The amicus brief of Education Law Center of Pennsylvania, Juvenile Law Center, Public Interest Law Center, Women’s Law Project and Community Legal Services of Philadelphia focuses on the vulnerability of LGBT students and students of color.

“Students of color and students who fail to conform to gender stereotypes, including those who are or are perceived to be LGBT are particularly likely to experience harassment in the school setting,” the brief states. “Unfortunately, although these students are particularly vulnerable to student-to-student harassment, their harassment in school is often taken less seriously than the bullying of their white, straight, gender-conforming counterparts — which can lead to tragic consequences, as in the case of N.B.”

The amicus brief of Pennsylvania Coalition Against Rape blasts school-district officials. “N.B., [when] a fourth-grade student, was raped on the bathroom floor at his school, during the school day while under the supervision of adult school officials. And now, those school officials have the audacity to argue it is too late for N.B. to seek justice.”

A spokesperson for the school district declined to comment for this story, citing the pending litigation.

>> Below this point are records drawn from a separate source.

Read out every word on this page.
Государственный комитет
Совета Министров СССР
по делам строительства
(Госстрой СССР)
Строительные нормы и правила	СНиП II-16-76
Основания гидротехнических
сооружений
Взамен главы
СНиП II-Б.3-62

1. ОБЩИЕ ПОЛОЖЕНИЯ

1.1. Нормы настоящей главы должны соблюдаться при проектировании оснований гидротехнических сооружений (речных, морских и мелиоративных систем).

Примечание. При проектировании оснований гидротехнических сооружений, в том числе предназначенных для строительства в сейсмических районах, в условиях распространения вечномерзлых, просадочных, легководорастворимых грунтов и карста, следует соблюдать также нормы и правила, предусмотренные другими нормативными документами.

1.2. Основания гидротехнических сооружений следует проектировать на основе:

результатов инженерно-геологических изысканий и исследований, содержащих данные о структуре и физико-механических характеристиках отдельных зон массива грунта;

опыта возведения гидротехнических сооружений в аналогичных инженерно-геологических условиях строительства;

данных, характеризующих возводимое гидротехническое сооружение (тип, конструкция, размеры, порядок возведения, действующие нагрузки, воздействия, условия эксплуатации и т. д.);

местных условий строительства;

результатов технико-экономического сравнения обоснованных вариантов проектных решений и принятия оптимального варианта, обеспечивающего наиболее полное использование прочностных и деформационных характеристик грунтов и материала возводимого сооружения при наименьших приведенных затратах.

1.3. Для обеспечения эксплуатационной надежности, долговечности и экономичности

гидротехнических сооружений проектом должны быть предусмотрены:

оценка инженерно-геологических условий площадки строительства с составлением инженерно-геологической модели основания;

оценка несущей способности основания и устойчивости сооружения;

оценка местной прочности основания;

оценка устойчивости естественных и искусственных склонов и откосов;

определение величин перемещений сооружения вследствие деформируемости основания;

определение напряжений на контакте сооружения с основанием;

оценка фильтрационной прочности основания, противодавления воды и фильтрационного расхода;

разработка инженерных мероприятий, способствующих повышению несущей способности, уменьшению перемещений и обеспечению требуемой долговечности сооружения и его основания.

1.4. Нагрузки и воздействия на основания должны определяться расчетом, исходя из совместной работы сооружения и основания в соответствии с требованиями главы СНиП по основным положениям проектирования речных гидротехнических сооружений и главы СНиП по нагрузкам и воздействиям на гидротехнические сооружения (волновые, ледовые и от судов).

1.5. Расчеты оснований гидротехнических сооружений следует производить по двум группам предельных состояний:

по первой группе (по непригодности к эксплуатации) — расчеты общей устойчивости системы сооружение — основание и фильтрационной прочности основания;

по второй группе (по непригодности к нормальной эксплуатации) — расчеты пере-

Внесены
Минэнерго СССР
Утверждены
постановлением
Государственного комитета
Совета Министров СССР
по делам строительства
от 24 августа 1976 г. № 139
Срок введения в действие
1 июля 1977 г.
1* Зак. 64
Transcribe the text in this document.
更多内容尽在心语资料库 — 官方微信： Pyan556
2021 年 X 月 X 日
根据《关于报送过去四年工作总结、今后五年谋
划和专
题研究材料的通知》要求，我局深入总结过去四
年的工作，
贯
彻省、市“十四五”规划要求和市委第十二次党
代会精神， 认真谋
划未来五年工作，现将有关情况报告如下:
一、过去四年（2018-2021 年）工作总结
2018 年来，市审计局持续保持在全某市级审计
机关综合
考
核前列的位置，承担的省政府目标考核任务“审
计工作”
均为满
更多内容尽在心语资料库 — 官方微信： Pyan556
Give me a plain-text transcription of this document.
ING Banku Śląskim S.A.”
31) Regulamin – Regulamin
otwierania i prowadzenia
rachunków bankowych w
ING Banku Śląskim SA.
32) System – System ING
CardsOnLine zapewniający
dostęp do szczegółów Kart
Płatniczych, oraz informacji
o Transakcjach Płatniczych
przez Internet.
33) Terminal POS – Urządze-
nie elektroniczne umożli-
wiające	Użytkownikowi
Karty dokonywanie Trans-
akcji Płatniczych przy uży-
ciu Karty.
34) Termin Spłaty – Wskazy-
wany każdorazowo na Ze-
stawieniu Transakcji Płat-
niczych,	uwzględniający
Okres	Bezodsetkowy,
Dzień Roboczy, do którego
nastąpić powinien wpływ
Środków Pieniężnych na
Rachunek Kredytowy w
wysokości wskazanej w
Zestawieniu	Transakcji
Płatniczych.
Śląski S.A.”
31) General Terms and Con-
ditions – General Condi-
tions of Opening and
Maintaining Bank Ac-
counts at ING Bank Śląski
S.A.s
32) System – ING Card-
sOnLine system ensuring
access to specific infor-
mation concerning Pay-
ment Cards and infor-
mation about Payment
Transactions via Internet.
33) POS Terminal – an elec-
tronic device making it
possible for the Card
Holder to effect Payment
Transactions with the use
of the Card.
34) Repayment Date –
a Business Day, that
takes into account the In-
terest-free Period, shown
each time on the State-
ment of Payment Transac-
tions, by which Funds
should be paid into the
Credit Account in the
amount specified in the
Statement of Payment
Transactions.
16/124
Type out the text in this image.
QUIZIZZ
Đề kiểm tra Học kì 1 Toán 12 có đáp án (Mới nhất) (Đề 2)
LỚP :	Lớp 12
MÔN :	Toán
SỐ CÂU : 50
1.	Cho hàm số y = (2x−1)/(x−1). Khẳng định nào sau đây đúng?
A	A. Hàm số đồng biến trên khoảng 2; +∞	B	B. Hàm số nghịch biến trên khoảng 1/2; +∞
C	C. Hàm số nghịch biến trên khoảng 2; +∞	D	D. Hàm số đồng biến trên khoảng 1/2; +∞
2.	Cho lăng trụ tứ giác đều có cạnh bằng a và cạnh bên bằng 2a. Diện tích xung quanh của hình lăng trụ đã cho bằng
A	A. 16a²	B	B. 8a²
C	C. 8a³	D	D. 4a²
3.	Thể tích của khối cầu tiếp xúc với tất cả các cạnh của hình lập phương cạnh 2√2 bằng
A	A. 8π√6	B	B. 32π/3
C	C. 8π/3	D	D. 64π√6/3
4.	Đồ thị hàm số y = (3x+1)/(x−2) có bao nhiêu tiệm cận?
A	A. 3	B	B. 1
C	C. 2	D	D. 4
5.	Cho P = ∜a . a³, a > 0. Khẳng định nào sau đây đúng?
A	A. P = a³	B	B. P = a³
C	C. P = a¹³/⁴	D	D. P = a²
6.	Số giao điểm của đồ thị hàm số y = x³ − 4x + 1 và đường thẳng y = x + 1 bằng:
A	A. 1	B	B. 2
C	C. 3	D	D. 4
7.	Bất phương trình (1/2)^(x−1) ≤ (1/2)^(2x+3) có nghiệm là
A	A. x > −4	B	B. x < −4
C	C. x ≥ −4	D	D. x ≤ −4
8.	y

In an email, David J. Berney, an attorney for N.B. and his mother, said he’s optimistic about the case for several reasons. Berney said there’s a state law that specifically permits the extension of filing deadlines for minors who wish to file a civil action. He also said the state Human Relations Act “is a broad remedial civil rights statute” that permits extending the six-month filing deadline in situations such as N.B.’s.

Oral arguments are scheduled for 9 a.m. March 10 in Courtroom 456 of City Hall in Center City Philadelphia.